The US government wants its money back and GM is fed up with being labelled ‘Government Motors’ – a parallel set of pressures that has led Akerson to his bold assertion that a cool US$50bn will be back in Treasury hands in a relatively short amount of time.
And speculation is starting to ratchet up that a certain Shanghai Automotive Industry Corporation (SAIC) is waiting in the wings to capitalise on GM’s need for cash.
This from one Asian report today: “SAIC is closely watching progress of GM’s IPO. As a strategic partner of GM, SAIC wishes success for GM’s IPO.”
It’s not exactly a “come and get me,” but it’s not exactly a denial either.
GM and SAIC have been close allies in China and elsewhere for quite some time and the mood in the States might be ripe for a more formal tie-up.
But that’s quite an ideological leap for the American public to take despite China’s surge onto the global economic hit parade as the world’s second largest economy – powering past Japan – and its country increasingly opening up to foreign investors.
Despite that reticence, the US Treasury eased the door open a tad by carefully noting: ” We expect potential investors will be sought across multiple geographies with a focus on North American investors, in line with what is typical in similar transactions.”
That doesn’t rule SAIC in or out – or any Chinese investor otherwise for that matter – but the Chinese automaker’s chairman Hu Maoyuan will have noted the “multiple geographies” reference with interest.
Indeed, he is reported to have said: “GM is our important strategic partner.

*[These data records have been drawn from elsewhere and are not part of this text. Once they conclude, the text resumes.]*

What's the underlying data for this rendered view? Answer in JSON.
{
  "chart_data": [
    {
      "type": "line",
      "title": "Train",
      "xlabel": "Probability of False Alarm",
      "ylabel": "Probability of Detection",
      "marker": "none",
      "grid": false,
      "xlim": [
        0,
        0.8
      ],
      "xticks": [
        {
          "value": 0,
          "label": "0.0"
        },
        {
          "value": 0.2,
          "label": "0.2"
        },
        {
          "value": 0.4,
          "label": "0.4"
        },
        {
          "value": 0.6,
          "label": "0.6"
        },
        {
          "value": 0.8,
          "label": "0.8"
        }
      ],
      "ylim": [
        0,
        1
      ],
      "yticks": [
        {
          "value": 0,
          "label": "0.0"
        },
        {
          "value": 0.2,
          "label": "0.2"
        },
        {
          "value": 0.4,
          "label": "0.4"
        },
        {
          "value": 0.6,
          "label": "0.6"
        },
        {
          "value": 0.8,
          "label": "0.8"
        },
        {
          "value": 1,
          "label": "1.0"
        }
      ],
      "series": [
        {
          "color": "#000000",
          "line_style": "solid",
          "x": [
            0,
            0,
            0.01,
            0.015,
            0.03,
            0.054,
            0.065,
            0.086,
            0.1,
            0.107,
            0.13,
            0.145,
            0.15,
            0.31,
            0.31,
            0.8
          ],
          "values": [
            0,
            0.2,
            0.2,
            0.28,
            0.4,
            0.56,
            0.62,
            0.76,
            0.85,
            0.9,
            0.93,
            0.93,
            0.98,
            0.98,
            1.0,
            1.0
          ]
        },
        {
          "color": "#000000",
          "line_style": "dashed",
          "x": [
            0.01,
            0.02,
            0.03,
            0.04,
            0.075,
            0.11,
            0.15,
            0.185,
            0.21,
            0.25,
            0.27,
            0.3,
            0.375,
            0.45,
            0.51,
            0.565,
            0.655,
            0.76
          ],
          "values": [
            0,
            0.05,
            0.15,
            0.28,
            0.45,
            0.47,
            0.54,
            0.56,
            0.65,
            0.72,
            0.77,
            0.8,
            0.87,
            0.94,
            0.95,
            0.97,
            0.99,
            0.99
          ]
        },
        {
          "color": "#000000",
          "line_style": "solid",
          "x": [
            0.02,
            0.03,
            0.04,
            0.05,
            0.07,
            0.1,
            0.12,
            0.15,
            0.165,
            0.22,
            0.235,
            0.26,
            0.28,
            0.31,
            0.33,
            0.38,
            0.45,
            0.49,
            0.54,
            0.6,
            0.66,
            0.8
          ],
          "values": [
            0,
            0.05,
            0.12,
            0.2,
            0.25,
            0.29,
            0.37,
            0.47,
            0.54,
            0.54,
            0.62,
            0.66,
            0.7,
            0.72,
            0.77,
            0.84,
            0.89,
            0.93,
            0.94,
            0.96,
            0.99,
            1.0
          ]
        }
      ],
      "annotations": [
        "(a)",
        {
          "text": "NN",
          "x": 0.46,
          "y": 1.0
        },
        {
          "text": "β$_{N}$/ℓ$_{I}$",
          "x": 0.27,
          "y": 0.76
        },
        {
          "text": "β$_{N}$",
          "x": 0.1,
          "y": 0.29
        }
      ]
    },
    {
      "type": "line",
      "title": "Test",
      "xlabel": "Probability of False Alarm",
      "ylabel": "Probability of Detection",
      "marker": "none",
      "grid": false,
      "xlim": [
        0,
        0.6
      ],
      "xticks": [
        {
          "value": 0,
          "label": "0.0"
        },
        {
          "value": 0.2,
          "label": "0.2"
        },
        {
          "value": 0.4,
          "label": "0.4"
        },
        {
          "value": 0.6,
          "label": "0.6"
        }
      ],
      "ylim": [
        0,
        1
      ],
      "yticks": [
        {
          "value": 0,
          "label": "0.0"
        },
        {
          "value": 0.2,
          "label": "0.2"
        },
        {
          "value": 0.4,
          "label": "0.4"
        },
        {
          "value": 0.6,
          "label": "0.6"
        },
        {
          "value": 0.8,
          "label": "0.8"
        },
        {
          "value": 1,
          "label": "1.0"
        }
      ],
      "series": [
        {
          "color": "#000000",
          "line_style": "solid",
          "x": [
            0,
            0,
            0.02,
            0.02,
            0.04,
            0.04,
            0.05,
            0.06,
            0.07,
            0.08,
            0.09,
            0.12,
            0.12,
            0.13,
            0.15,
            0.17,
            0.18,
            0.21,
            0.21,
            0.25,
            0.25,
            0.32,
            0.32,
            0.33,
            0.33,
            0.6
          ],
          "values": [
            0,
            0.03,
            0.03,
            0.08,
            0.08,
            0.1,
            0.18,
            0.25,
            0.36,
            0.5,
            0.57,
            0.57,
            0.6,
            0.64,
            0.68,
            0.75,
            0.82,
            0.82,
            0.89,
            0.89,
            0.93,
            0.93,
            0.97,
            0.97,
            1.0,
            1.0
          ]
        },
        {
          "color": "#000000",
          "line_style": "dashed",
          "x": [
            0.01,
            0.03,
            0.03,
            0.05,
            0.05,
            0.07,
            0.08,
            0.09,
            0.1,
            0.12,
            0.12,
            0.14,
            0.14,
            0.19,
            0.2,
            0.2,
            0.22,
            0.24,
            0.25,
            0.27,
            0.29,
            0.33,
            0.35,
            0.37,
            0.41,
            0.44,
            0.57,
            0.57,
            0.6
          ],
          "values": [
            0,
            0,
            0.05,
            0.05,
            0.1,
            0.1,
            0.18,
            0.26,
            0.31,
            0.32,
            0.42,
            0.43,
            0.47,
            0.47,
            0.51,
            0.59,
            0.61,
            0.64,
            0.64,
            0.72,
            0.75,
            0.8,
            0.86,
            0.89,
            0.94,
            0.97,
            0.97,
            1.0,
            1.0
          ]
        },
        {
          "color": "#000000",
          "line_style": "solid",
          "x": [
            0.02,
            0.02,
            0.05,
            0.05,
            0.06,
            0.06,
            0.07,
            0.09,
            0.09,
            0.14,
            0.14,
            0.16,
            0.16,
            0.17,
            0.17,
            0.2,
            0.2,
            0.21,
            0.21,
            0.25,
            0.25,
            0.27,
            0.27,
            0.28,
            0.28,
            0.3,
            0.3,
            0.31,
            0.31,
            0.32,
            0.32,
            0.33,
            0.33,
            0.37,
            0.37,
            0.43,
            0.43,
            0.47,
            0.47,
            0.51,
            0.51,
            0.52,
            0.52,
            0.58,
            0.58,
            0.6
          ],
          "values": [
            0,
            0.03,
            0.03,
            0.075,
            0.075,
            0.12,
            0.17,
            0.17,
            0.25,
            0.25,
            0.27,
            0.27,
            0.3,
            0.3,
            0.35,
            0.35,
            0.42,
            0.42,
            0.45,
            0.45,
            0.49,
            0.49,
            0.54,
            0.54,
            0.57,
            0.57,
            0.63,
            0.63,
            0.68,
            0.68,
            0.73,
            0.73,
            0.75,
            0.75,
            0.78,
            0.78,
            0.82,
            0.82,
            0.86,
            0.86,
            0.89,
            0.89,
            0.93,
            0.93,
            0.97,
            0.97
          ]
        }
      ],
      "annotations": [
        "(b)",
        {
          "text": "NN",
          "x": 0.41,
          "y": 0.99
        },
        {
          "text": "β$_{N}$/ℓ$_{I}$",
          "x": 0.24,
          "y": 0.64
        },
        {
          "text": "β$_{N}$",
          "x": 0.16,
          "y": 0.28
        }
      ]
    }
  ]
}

We are not clear about the details of its IPO. We will make the right decision once we know details.”
That essentially leaves the door wide open to any invitation but would the US heartland wear Chinese investment in a company that practically shouts out Made in USA?
There seems to be a China of two vastly differing arenas – political and economic – but GM’s co-operation with SAIC in the country that now boasts a staggering 200m cars – and rising – could ease an entry into a potential IPO stake.
The other major fly in the ointment however, could be upcoming US Congressional elections – how will selling China into the US go down on the doorsteps of Des Moines?